Prölls wunschloses Unglück mit Spindelegger

Erwin Pröll wollte offenbar mit der Wehrpflicht seine Landtagswahl im März 2013 schlagen und sicher keine Volksbefragung im Jänner. Jetzt kann er sich ein neues Thema suchen. Kein Wunder, dass die "Niederösterreichischen Nachrichten" Spindelegger scharf kritisieren.

Von jungen Journalisten bekommt man immer wieder zu hören, früher sei alles viel einfacher gewesen. Stimmt! In der Innenpolitik zum Beispiel war es viel leichter, sich einen Überblick zu verschaffen. Da gab es die besonders guten Pressesprecher, von denen man zuerst die offizielle Version eines Geschehens bekam und danach die Information darüber, „was wirklich los" war. Das erleichterte die Einschätzung gewisser Entwicklungen und Geschehnisse enorm.
Früher, da konnte man mit Gesprächspartnern mehrstufige Vereinbarungen treffen, an die sich beide Teile hielten: Was konnte man zitieren? Was konnte man wissen und auch veröffentlichen, aber nicht diesem Gesprächspartner (es gilt auch immer die weibliche Form) zuschreiben? Und was musste absolut vertraulich behandelt werden? Letzteres diente oft auch der richtigen Einordnung.
Davon ist jetzt nicht mehr viel übrig geblieben, wie es scheint.

Am Beispiel des internen Supergaus der ÖVP rund um die Allgemeine Wehrpflicht und die angedachte Personalrochade lässt sich das unschwer nachweisen. Allerorts wurde Niederösterreichs Landeshauptmann Erwin Pröll als jener mächtige Mann beschrieben, der ÖVP-Chef Michael Spindelegger vor sich her zur Volksbefragung über das Bundesheer getrieben hat. Dann konnte man aber erfahren, dass in Wahrheit Pröll die Wehrpflicht als Turbo für seine Landtagswahl im März 2013 verwenden wollte. Einer Volksbefragung im Jänner kann er gar nichts abgewinnen. Das Thema wird im Landtagswahlkampf „gegessen" sein. Die niederösterreichische ÖVP muss sich ein neues suchen. Pröll soll wütend sein.
Woher will man wissen, dass dieses Gerücht in der ÖVP stimmen muss? Nun, man stolpert über einen Kommentar vom 10.September in den „Niederösterreichischen Nachrichten" (NÖN), die nicht dafür bekannt sind, dass sie schreiben, was Pröll NICHT denkt. Und dort steht unter dem Titel „Ein politisches Eigentor" unter anderem folgendes zu lesen:

"ÖVP-TURBULENZEN Anstatt die Wehrpflichtdebatte für einen politischen Schub zu nutzen, schlitterte die Bundes-ÖVP in schlimme Personaldiskussionen.
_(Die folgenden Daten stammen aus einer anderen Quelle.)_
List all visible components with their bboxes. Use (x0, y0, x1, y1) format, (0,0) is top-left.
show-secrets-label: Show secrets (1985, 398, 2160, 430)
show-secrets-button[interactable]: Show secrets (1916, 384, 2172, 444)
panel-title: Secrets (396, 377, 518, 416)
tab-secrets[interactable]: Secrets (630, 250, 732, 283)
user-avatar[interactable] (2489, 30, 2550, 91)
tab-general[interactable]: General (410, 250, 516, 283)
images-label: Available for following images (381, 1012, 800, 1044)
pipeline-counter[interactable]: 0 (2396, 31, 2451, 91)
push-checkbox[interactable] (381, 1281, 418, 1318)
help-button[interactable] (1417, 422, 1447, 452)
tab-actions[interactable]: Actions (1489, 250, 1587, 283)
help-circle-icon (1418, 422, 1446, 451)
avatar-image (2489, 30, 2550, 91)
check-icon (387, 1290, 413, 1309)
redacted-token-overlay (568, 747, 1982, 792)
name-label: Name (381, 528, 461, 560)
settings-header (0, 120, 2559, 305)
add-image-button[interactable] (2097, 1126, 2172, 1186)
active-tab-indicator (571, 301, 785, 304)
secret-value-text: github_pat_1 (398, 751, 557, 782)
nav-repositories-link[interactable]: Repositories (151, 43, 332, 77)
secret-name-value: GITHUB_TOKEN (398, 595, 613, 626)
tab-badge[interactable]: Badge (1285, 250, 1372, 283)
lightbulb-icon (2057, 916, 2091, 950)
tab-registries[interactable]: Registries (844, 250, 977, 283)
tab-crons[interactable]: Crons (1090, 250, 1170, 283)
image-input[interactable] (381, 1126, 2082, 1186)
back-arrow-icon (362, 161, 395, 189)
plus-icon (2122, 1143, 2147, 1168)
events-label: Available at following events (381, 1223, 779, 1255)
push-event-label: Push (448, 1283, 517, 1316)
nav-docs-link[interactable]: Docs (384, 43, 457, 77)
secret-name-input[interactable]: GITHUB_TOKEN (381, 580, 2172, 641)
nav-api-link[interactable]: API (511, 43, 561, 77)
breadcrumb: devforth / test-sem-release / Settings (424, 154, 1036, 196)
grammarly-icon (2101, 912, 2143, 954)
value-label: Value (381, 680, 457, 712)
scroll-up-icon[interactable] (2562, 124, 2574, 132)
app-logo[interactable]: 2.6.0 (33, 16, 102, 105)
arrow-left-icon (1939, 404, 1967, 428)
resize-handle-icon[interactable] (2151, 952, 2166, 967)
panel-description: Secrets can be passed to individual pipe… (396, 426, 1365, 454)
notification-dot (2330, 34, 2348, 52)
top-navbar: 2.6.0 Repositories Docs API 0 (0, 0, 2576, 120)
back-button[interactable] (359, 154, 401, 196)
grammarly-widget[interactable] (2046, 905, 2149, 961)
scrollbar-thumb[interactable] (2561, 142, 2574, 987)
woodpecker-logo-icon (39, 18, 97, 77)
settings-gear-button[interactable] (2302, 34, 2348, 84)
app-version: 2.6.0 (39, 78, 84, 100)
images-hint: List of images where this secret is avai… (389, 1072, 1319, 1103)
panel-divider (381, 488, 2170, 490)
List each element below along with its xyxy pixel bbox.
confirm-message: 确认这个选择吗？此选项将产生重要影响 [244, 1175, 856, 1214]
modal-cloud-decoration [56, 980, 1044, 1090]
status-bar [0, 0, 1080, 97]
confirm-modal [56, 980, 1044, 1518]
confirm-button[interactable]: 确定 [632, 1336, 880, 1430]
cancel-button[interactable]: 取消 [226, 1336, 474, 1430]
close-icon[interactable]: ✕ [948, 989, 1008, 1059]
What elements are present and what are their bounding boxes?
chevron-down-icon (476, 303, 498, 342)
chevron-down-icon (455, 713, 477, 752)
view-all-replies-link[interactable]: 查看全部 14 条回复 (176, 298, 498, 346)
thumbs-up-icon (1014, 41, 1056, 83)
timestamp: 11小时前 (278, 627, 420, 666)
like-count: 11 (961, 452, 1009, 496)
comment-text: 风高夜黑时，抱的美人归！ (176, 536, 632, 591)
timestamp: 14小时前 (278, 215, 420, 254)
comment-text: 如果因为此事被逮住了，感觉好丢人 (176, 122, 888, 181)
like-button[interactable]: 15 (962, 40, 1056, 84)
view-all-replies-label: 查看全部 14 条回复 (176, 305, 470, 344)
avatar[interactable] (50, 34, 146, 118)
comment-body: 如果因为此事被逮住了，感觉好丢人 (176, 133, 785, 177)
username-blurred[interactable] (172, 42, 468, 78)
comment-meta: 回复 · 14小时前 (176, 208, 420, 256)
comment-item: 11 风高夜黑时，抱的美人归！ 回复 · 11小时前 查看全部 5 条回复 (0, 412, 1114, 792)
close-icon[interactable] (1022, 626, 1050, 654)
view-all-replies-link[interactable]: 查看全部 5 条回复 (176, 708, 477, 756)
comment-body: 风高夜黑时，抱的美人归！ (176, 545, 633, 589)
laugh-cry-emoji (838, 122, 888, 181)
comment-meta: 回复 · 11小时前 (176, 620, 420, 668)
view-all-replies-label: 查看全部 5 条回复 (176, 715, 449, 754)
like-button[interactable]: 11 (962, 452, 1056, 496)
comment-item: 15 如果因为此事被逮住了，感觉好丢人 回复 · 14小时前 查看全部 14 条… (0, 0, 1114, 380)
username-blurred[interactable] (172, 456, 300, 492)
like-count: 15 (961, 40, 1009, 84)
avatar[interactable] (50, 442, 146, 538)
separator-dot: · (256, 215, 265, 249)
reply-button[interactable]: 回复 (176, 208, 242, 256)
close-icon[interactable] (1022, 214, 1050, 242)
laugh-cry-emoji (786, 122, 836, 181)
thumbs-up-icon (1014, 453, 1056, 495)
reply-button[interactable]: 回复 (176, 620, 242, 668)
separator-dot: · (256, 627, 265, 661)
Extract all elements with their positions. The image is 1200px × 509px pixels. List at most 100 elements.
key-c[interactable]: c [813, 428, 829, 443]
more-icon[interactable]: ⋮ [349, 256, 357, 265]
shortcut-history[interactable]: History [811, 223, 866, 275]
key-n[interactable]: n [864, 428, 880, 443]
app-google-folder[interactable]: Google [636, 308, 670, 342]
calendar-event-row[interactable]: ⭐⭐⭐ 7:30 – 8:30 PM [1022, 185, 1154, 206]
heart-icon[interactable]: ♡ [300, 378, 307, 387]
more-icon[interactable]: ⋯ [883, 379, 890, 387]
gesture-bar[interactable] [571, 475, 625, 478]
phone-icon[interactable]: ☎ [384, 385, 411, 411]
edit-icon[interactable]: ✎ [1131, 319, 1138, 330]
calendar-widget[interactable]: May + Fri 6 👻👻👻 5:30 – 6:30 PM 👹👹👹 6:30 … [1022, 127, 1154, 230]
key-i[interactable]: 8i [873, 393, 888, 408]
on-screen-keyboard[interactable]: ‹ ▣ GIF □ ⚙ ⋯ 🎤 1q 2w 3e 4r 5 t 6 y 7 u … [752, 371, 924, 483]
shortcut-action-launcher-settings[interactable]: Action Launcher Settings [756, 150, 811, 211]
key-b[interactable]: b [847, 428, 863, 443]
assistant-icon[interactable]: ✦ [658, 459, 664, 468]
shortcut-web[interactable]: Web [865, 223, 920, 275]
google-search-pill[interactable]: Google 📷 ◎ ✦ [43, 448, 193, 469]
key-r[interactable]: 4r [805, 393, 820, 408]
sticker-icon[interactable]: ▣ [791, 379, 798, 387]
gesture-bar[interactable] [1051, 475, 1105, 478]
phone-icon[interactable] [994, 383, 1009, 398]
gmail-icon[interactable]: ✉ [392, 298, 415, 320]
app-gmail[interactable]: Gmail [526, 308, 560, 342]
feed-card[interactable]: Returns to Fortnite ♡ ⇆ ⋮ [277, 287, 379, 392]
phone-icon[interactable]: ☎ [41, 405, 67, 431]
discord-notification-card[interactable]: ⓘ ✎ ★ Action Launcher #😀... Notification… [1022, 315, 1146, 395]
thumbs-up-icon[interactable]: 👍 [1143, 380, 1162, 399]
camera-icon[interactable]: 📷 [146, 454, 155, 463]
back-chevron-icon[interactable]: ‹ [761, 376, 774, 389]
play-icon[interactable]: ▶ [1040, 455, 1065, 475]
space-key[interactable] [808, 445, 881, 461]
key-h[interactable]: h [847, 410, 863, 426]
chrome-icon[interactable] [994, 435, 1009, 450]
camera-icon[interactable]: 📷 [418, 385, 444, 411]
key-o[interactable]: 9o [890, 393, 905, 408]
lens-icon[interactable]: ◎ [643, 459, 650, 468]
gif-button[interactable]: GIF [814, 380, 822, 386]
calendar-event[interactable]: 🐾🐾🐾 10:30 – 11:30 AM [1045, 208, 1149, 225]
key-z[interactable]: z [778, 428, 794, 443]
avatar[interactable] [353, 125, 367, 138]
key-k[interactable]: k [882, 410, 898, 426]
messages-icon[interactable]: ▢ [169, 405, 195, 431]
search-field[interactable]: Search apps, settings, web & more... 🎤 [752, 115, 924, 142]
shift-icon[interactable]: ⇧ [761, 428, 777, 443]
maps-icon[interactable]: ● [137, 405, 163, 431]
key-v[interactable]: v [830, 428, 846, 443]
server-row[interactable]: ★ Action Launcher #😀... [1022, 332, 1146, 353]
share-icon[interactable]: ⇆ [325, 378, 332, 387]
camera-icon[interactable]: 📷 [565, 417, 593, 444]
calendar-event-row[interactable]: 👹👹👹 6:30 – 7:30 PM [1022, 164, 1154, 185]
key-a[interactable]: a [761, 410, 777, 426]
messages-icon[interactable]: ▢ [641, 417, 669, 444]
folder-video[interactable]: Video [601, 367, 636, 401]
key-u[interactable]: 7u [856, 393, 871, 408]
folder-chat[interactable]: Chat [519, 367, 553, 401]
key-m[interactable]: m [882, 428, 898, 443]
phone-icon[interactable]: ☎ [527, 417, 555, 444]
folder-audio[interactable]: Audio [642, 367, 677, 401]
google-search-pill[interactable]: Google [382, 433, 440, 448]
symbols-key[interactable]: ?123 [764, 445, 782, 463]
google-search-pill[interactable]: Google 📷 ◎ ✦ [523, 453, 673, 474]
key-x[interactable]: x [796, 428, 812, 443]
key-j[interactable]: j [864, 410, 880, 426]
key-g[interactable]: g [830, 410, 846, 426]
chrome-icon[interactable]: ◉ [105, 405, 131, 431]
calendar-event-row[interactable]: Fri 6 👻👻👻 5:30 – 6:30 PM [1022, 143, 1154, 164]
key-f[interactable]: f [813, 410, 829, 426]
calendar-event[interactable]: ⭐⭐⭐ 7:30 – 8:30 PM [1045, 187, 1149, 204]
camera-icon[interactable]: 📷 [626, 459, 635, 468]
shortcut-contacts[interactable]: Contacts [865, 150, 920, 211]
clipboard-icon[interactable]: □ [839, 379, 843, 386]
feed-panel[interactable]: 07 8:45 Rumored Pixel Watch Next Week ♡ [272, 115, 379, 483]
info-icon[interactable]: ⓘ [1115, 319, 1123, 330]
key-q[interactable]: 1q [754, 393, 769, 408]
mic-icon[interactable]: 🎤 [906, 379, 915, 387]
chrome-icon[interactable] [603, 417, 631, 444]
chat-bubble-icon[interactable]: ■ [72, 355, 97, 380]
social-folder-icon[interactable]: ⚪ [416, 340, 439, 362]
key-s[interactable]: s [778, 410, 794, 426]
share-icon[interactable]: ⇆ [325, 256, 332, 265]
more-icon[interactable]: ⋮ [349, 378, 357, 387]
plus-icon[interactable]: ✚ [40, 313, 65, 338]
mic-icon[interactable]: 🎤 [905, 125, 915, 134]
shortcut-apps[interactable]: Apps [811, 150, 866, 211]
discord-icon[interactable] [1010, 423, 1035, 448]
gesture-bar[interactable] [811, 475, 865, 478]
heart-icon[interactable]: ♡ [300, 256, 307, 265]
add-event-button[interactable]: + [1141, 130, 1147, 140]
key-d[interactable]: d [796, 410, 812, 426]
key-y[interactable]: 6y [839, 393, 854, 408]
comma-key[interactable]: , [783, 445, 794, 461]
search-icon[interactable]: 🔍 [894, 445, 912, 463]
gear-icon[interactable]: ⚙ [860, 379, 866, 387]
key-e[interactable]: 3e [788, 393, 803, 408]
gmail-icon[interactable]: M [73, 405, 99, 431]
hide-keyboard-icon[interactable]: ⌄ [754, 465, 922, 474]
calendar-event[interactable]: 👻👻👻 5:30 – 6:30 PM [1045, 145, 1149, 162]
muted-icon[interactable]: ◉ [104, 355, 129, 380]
Mit der Volksbefragung zur Wehrpflicht hatte Landeshauptmann Erwin Pröll der Bundes-VP eigentlich ein Thema aufgelegt, welches das rot-grüne Kokettieren von SPÖ-Bundeskanzler Werner Faymann und Grünen-Bundesobfrau Eva Glawischnig genauso in den Hintergrund treten ließ wie die Politikersuche von Frank Stronach. Die Bundespartei schaffte es allerdings, den politischen Elfmeter ins eigene Tor zu schießen....

Noch schlimmer wurde es, als dann die Heeres-Debatte von einer Personaldebatte überschattet wurde....
Tatsächlich dürfte Michael Spindelegger von sich aus damit spekuliert haben, den Wechsel im Staatssekretariat zu einer größeren Umbildung zu nutzen. Dazu kam es nicht, weil alles schlecht vorbereitet war....Wobei es in NÖ ein offenes Geheimnis ist, dass man den Wechsel von Klubobmann Karlheinz Kopf gerne gesehen hätte, weil man mit dessen Arbeit unzufrieden ist."
Also bei so viel Durcheinander kann niemand von Journalisten verlangen, dass sie den Überblick behalten. Und von Jungjournalisten schon gar nicht.